===
0052,
4
===

 

{52,4}

dil kii viiraanii kaa kyaa ma;zkuur hai
yih nagar sau martabah luu;Taa gayaa

1) what account/description is there of the desolation/ruin of the heart?!
2) this city was looted {a hundred times / a hundredfold}

 

Notes:

ma;zkuur : 'Mention, relation, account, discourse, statement; the contents or substance of a written statement'. (Platts p.1018)

 

martabah : 'Step, degree; ... —time, turn'. (Platts p.1020)

S. R. Faruqi:

See

{46,4}.

In the first line kyaa ma;zkuur hai is, in terms of appropriateness and amazingness, a peer of the al-qi.s.sah of

{23,1}.

FWP:

SETS == EXCLAMATION; INEXPRESSIBILITY
MOTIFS
NAMES
TERMS

The 'inexpressibility trope' is doubly appropriate here. First, a city so utterly devastated-- either 'a hundred times' or 'to a hundred degrees'-- is in a state beyond description.
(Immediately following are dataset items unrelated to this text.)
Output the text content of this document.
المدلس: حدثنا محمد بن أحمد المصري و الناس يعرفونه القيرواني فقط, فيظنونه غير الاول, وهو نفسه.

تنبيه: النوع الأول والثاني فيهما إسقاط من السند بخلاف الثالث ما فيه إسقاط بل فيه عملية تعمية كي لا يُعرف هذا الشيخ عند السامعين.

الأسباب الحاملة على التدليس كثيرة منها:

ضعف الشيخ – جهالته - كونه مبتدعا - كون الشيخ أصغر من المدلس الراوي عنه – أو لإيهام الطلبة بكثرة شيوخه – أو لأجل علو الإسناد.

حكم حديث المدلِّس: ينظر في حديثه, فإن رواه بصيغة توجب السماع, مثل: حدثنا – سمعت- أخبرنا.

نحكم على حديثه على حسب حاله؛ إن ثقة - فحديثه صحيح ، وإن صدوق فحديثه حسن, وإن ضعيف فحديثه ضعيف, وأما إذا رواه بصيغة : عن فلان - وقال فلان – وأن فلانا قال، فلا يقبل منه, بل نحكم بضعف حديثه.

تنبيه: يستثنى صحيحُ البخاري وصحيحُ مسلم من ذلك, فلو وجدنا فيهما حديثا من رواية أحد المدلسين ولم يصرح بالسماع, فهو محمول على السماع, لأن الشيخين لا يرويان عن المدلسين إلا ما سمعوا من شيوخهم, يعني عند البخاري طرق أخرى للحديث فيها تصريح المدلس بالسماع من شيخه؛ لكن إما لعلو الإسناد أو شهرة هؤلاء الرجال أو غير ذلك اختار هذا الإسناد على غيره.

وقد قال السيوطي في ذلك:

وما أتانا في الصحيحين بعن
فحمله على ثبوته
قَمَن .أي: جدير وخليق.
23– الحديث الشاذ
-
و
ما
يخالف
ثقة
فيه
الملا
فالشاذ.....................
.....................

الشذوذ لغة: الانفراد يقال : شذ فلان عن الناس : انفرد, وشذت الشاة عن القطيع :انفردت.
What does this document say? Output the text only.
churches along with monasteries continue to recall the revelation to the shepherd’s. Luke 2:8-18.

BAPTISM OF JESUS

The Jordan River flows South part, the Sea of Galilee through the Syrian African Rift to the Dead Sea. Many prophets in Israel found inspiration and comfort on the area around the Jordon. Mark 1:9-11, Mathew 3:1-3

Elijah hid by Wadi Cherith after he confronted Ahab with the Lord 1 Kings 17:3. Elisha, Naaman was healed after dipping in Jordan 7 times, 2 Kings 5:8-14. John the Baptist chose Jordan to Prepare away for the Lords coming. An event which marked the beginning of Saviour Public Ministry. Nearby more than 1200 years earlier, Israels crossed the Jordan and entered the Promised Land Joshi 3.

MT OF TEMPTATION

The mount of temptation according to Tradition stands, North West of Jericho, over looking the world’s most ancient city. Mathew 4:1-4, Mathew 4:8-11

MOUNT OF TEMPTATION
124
And second, such an empty city will have no one in it to even attempt such description.

In the previous verse,

{52,3},

the first line spoke of 'the heart', and the second of 'that mirror'; it was left up to us to equate the two. In the present verse, the first line speaks of 'the heart', and the second of 'this city'; once again we're invited to equate the two. But the 'proof' or 'justification' of the 'broken' mirror that was problematical in the previous verse is not a difficulty in the present one. If the heart is a city, and the city has been utterly looted and left in a devastated condition, that's not hard at all to fathom; such things did, and do, happen to cities, and the causal mechanisms are clear. The deadly-beautiful beloved, and the ruinous passion she arouses, can easily be imagined to have stormed through the heart, 'looted' and destroyed it, and left it in a (Sufistic?) condition beyond all words.